On the South Esk, Tasmania.
A fine railway runs through fertile country to the town of Deloraine, on the River Meander, and on to the north-west coast to the mouth of the Mersey, a distance of eighty miles. It passes large properties devoted to the breeding of high-class sheep, which have served to make the colony famous throughout Australia, because the flocks which now supply a vast proportion of the world's wool have been bred from studs imported from these areas.
The train passes through glades and over plains, round mountain sides and over streams; and at Deloraine the traveller is delighted by the bold appearance of Quamby Bluff, jutting from the end of a long range against the blue sky. The Mersey has beauties, and so have the Don, the Cam, the Forth, and numberless other limpid streams which 'bring down music from the mountains to the sea'—this music being particularly grateful to the visitor who, it may be, has just left the parched plains of Central Australia.
Back from this coast, through wild country to wilder, lies Mount Bischoff, the richest tin mine in the world. This prize was secured, unhappily not for himself, by an old gentleman voted eccentric by his neighbours, but so strongly inspired with the belief that rich tin deposits must exist in the interior that for months and months he would wander through the bush prospecting under conditions of hardship scarcely conceivable—a long way from the tracks of humanity, absolutely self-reliant and thoroughly confident. At last, where a pretty river, the Waratah, turns a prominent hill and runs over a high precipice, he found the long sought-for treasure. He also found on his return to the haunts of men that his story was not believed, that 'Philosopher Smith,' as he was designated, was not able to easily secure the assistance requisite for the development of his discovery. In time, however, he succeeded, and the Mount Bischoff Company was formed, and started upon its career. Mr. Smith held his allotment of stock through the early years of work, but gradually he was compelled to realise in the market at ridiculously low rates. Twelve years ago the shares went almost begging at thirty shillings each, and they have since ruled as high as eighty pounds. It is difficult, on looking at the mine, to conjecture when the lode will be exhausted. The 'faces' being worked from part of the mountain, and as the material is brought under treatment, of course, the picturesqueness of the scene has to suffer.
When 'Philosopher Smith' broke upon it he must, if he was anything of a philosopher, have been greatly impressed with its magnificence, for then not only were the mountains lofty, but they bore magnificent forests, and the babbling streams were delightfully pure. Now the traveller can only admire the mountains, which are still high, unless, of course, he is also impressed by the enterprise which has drawn the wealth from the hillside, albeit that in so doing the forests have suffered and the waters have been stained.

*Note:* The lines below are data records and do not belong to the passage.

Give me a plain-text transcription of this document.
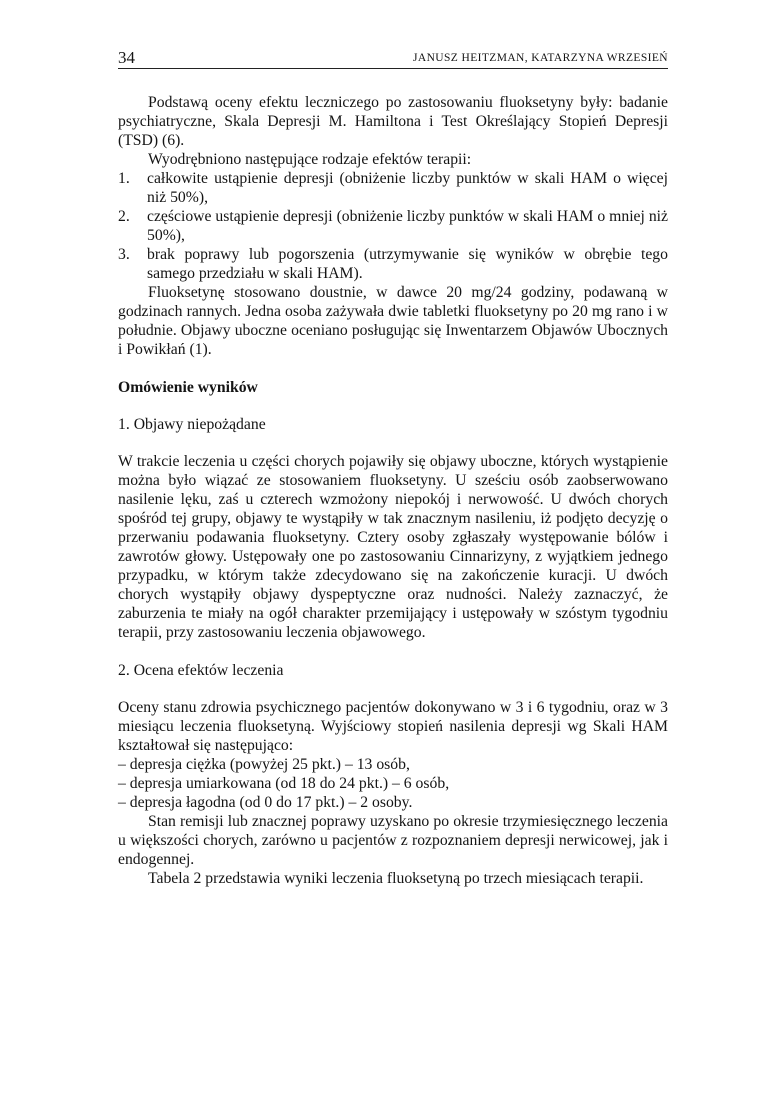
34	JANUSZ HEITZMAN, KATARZYNA WRZESIEŃ

Podstawą oceny efektu leczniczego po zastosowaniu fluoksetyny były: badanie psychiatryczne, Skala Depresji M. Hamiltona i Test Określający Stopień Depresji (TSD) (6).

Wyodrębniono następujące rodzaje efektów terapii:

1. całkowite ustąpienie depresji (obniżenie liczby punktów w skali HAM o więcej niż 50%),
2. częściowe ustąpienie depresji (obniżenie liczby punktów w skali HAM o mniej niż 50%),
3. brak poprawy lub pogorszenia (utrzymywanie się wyników w obrębie tego samego przedziału w skali HAM).

Fluoksetynę stosowano doustnie, w dawce 20 mg/24 godziny, podawaną w godzinach rannych. Jedna osoba zażywała dwie tabletki fluoksetyny po 20 mg rano i w południe. Objawy uboczne oceniano posługując się Inwentarzem Objawów Ubocznych i Powikłań (1).

Omówienie wyników

1. Objawy niepożądane

W trakcie leczenia u części chorych pojawiły się objawy uboczne, których wystąpienie można było wiązać ze stosowaniem fluoksetyny. U sześciu osób zaobserwowano nasilenie lęku, zaś u czterech wzmożony niepokój i nerwowość. U dwóch chorych spośród tej grupy, objawy te wystąpiły w tak znacznym nasileniu, iż podjęto decyzję o przerwaniu podawania fluoksetyny. Cztery osoby zgłaszały występowanie bólów i zawrotów głowy. Ustępowały one po zastosowaniu Cinnarizyny, z wyjątkiem jednego przypadku, w którym także zdecydowano się na zakończenie kuracji. U dwóch chorych wystąpiły objawy dyspeptyczne oraz nudności. Należy zaznaczyć, że zaburzenia te miały na ogół charakter przemijający i ustępowały w szóstym tygodniu terapii, przy zastosowaniu leczenia objawowego.

2. Ocena efektów leczenia

Oceny stanu zdrowia psychicznego pacjentów dokonywano w 3 i 6 tygodniu, oraz w 3 miesiącu leczenia fluoksetyną. Wyjściowy stopień nasilenia depresji wg Skali HAM kształtował się następująco:

– depresja ciężka (powyżej 25 pkt.) – 13 osób,

– depresja umiarkowana (od 18 do 24 pkt.) – 6 osób,

– depresja łagodna (od 0 do 17 pkt.) – 2 osoby.

Stan remisji lub znacznej poprawy uzyskano po okresie trzymiesięcznego leczenia u większości chorych, zarówno u pacjentów z rozpoznaniem depresji nerwicowej, jak i endogennej.

Tabela 2 przedstawia wyniki leczenia fluoksetyną po trzech miesiącach terapii.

Beyond Mount Bischoff the woods grow denser, and traffic through them to newer tin-fields on the west coast is infrequent and hazardous. Twelve or fifteen years ago very few men visited that district, and even now nobody goes there unless impelled by strong business reasons. When you stand on Mount Bischoff and look across the hills which rise in this wild region, you are presented with a grand spectacle, and you wonder if the day can ever come when clearings and cultivation will be where now the bush appears to be impenetrable.